If I give in to the idea of cute, I may not be able to lunge when I need to. I'm convincing myself that they are not cute. I just concentrate on how hard I've worked to grow food, and to let them near it would be something unconscionable to me.

But off the coon thing on to the coop thing for a minute- yeah, it's a great coop, but not perfect, as I'd mentioned. It does need to be a little bigger as I want five hens, which is the max number allowed here, and I want to be able to lock them in. This coop has an open bottom, and the door on the inside is not covered and locked, so my concern would be with burrowing animals. But- as designs go, it's pretty darn good! I also like the way it looks.

Jennifer Montero said...

I never think that there are regulations regarding the keeping of chickens. Is it only for residential zoning? Is there agricultural zoning for farms?

Are your 'coons protected or can you shoot them?

Paula said...

Any incorporated municipality can regulate whether or not you can keep chickens in your yard. The last place we lived, Beaverton, does not allow backyard chickens. Once you're outside the municipality then you can, of course.

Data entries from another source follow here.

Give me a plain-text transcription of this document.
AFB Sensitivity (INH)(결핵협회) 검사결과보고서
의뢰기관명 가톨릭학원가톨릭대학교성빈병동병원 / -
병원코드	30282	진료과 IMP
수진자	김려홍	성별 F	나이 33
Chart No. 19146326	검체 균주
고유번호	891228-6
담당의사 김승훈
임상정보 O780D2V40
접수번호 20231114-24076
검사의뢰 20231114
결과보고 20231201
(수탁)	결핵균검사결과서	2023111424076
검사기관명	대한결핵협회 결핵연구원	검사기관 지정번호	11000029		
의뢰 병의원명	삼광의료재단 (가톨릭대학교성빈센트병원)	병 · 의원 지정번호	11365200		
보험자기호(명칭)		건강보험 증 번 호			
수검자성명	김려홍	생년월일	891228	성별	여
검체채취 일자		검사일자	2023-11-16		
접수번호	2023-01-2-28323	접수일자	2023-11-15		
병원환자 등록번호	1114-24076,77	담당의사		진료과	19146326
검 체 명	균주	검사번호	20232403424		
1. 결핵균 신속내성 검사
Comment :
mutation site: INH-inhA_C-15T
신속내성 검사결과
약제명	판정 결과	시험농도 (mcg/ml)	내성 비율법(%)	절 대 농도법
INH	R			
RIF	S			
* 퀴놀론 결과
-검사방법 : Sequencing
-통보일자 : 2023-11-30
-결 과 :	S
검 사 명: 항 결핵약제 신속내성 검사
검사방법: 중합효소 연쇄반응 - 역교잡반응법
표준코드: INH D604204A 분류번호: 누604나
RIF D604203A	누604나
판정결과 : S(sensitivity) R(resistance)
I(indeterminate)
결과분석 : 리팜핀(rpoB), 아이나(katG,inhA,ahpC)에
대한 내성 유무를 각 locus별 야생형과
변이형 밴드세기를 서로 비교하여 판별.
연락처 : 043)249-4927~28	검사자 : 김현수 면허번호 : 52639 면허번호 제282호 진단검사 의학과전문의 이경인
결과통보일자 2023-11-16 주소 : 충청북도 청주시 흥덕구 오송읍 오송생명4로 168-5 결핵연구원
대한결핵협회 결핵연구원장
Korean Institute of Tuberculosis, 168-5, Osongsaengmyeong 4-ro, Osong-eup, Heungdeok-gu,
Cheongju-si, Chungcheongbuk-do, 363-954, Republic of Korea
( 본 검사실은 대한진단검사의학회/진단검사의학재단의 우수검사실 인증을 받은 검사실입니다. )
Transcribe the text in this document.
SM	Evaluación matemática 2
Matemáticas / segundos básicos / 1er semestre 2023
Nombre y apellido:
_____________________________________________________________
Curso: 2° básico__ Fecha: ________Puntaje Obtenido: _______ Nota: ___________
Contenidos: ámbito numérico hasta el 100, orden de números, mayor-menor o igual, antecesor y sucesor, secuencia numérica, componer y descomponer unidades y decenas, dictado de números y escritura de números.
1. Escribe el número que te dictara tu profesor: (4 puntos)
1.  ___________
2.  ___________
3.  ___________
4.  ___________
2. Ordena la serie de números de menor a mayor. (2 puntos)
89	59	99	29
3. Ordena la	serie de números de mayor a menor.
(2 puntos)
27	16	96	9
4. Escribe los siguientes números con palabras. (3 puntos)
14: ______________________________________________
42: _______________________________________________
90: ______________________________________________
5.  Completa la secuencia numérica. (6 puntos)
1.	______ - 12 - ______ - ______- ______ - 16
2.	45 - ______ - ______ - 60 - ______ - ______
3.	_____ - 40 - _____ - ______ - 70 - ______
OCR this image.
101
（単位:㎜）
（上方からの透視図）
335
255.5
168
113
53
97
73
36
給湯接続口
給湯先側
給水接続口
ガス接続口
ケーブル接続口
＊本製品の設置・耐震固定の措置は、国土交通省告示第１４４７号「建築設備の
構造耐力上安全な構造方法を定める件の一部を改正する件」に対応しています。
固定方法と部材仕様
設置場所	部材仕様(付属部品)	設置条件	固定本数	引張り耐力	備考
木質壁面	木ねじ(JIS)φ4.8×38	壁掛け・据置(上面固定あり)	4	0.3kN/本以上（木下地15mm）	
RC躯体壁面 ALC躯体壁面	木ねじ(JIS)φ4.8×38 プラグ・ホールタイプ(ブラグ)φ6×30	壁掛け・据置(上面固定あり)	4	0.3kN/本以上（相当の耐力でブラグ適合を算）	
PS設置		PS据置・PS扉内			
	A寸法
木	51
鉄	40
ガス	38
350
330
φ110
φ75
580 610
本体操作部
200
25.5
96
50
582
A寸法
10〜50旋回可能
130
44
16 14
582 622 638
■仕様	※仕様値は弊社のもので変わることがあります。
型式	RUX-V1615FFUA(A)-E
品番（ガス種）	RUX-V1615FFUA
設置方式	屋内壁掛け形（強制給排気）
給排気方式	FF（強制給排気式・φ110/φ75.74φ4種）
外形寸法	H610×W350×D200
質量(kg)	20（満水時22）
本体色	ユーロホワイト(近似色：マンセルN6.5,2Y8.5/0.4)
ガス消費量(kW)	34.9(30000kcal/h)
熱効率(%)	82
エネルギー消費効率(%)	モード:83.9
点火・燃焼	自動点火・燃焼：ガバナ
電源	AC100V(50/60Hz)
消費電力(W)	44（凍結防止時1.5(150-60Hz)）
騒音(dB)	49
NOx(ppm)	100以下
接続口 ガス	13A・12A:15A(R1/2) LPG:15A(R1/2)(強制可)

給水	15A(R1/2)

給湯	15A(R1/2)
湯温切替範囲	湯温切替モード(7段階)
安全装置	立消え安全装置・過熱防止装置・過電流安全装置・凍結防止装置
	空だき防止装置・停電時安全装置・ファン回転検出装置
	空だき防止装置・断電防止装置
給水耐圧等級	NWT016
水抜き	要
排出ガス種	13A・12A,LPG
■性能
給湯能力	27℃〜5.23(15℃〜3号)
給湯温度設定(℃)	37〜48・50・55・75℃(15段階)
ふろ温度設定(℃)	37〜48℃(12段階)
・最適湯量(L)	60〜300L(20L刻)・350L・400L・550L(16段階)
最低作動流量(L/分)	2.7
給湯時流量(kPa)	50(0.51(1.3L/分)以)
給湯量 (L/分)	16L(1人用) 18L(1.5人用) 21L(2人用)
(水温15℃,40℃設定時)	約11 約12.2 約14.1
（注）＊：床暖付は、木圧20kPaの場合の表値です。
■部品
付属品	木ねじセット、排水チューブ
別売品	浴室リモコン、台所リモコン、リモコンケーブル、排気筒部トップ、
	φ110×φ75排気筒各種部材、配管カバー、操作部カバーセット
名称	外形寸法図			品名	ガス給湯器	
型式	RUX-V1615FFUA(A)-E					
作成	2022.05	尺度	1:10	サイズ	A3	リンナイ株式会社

Regarding agricultural zoning- there are farming communities out there in the sticks that have 'right to farm' laws on the books, because wealthy people buy a country property and then complain about the smell of cow poop, which I think is ridiculous and I feel for the farmers and country people that have need of passing right to farm ordinances.

Here in West Linn, chickens may be kept as pets, and not as livestock.